What a mess. Ever since former developers GSC Game World died a slow and agonising death, the future of the STALKER series has been up in the air, with former GSC staffers moving onto a spiritual successor after a rights dispute.

Well, that dispute has now escalated to farcical proportions, with two companies claiming today that they own the rights to the STALKER brand.

First up was German publisher bitComposer, who claimed they’d bought the rights to the series from Boris Strugatsky, one of the authors of Roadside Picnic, a classic novel the games are loosely based on (along with 1979 flick Stalker).

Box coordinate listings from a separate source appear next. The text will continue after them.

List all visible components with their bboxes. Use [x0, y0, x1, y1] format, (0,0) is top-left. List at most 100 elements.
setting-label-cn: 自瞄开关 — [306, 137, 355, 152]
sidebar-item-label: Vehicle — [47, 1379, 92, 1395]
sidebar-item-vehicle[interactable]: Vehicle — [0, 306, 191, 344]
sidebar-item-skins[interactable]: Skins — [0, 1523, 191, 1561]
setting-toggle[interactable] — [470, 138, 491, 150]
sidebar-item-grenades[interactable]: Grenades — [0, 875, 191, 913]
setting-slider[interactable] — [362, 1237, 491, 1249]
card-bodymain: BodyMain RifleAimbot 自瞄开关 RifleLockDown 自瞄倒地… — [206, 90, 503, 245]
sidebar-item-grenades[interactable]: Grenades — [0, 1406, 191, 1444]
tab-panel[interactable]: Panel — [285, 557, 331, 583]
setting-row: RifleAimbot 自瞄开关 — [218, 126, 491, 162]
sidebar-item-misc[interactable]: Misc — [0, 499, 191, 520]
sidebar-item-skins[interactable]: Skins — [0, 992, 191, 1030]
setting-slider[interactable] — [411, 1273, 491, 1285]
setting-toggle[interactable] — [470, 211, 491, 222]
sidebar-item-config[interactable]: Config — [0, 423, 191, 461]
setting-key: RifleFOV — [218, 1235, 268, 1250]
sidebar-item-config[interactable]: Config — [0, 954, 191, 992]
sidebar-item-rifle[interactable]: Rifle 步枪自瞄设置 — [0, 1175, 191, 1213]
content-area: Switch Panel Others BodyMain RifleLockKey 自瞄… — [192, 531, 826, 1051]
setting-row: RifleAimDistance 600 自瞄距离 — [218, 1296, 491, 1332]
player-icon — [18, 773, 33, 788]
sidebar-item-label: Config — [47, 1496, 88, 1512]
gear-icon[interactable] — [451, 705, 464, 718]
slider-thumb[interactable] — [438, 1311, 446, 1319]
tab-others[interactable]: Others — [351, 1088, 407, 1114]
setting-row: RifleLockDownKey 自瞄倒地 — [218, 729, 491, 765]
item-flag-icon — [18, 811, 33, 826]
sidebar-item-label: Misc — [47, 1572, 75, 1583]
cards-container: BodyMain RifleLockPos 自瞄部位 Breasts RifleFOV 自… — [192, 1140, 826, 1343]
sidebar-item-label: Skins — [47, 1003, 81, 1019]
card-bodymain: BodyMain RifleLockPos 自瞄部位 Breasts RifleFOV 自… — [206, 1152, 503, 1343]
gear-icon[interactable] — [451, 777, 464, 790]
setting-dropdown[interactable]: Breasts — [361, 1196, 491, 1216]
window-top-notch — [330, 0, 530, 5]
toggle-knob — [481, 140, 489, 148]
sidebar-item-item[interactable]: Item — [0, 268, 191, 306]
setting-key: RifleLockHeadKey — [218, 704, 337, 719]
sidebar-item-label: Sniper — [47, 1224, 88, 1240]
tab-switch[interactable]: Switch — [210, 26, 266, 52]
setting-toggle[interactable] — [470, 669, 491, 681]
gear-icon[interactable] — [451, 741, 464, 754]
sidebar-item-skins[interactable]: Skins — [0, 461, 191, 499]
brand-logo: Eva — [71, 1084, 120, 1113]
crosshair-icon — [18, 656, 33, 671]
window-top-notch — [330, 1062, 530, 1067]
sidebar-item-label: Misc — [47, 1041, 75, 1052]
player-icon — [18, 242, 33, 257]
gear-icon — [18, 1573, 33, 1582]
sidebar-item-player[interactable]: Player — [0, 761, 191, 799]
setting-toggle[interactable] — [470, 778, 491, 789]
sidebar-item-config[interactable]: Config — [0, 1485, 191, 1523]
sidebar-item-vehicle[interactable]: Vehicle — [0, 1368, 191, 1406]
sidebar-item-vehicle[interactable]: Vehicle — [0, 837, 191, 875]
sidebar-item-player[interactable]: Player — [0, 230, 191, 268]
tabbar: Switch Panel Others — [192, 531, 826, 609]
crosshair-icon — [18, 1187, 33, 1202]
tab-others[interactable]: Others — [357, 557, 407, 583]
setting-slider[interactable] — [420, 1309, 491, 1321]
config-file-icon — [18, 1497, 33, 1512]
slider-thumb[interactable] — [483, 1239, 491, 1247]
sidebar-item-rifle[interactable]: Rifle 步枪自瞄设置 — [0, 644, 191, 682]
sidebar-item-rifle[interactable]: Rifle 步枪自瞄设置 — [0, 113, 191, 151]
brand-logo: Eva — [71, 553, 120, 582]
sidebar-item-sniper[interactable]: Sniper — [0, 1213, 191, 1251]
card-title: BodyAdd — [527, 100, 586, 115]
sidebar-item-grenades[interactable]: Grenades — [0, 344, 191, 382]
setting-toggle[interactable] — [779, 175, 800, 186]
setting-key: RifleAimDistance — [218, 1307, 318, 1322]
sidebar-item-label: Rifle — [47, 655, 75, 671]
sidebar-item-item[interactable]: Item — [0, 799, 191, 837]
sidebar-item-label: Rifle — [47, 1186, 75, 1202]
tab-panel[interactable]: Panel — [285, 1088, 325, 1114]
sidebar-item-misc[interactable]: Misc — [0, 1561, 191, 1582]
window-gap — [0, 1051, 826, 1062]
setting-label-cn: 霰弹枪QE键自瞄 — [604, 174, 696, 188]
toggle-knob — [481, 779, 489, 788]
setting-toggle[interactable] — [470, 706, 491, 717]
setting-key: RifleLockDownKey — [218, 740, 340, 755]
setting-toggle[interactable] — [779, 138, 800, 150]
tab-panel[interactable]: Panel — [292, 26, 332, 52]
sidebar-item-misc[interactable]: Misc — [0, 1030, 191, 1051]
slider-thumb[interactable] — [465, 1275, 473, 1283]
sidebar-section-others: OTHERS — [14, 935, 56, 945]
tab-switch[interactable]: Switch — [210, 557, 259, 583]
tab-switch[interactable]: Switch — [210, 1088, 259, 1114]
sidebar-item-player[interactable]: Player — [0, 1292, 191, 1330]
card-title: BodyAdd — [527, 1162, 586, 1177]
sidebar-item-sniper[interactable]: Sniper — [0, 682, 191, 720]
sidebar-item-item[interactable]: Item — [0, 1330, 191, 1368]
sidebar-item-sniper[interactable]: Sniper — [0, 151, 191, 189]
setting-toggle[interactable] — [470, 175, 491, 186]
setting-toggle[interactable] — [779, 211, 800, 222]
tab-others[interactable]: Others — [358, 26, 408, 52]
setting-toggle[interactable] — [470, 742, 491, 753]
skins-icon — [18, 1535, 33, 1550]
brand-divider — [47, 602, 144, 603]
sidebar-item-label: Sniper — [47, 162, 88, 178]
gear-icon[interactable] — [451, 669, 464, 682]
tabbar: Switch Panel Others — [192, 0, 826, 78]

Later, what remains of GSC – i.e. owner Sergiy Grygorovich – issued a press release that reads:

In view of the rumours appearing in press, we find it necessary to inform that GSC Game World and Sergey Grigorovich remain to be the sole owners of all the intellectual property rights to the S.T.A.L.K.E.R. game series and the brand overall, including all the trademarks, the game universe, the technology etc. This can be easily verified with the trademark services online.

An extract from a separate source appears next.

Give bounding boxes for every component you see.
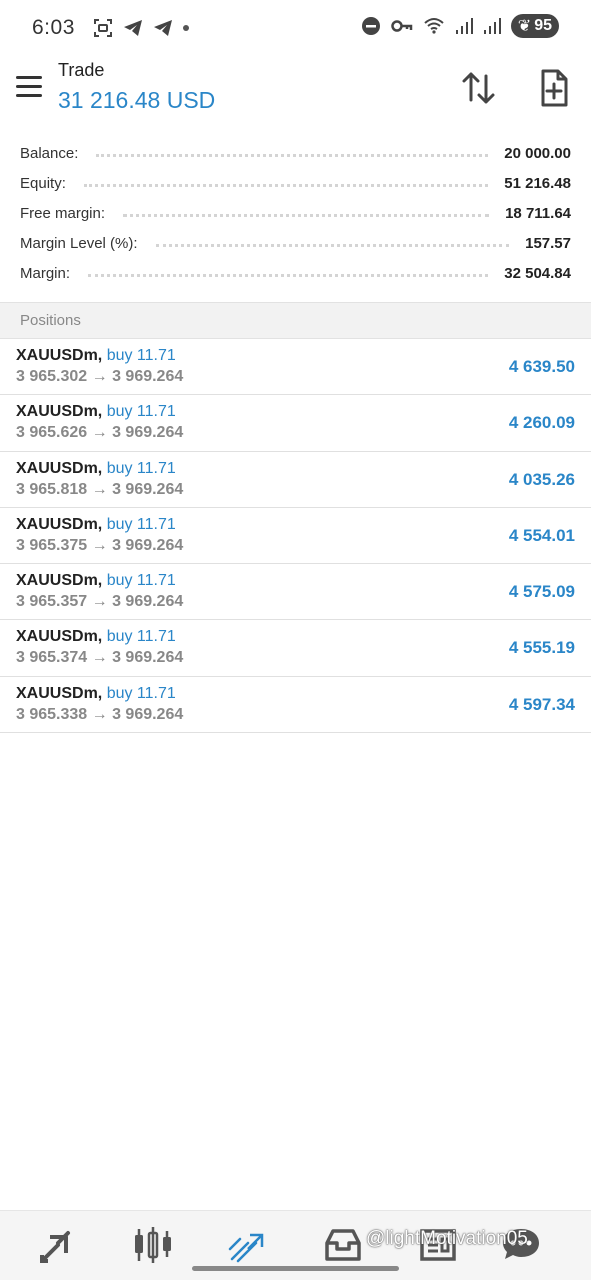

From time to time news on the S.T.A.L.K.E.R. brand purchase by this or that company appear over the Internet. We relate such a keen interest in the brand to its exceptional popularity. Even the purchase of rights to create a “Roadside picnic” book-based game by a small publisher is presented as the continuation of S.T.A.L.K.E.R. franchise. We have doubts regarding the mentioned product by bitComposer (the publisher of S.T.A.L.K.E.R.: Call of Pripyat on some territories), since the latter has significant debts in terms of fulfilling the obligations under the existing contract between our companies.

Interesting. You could guess that bitComposer have got their trademarks mixed up, and in buying the rights to Roadside Picnic from one of its authors figure they can go and make a game that’s basically STALKER. Which Grygorovich, who claims to still hold the actual game-related STALKER rights, still own.

But no doubt the finer details of this are best left to the courts. Meanwhile, fans can ignore the whole mess if they want, and instead just look forward to Survarium.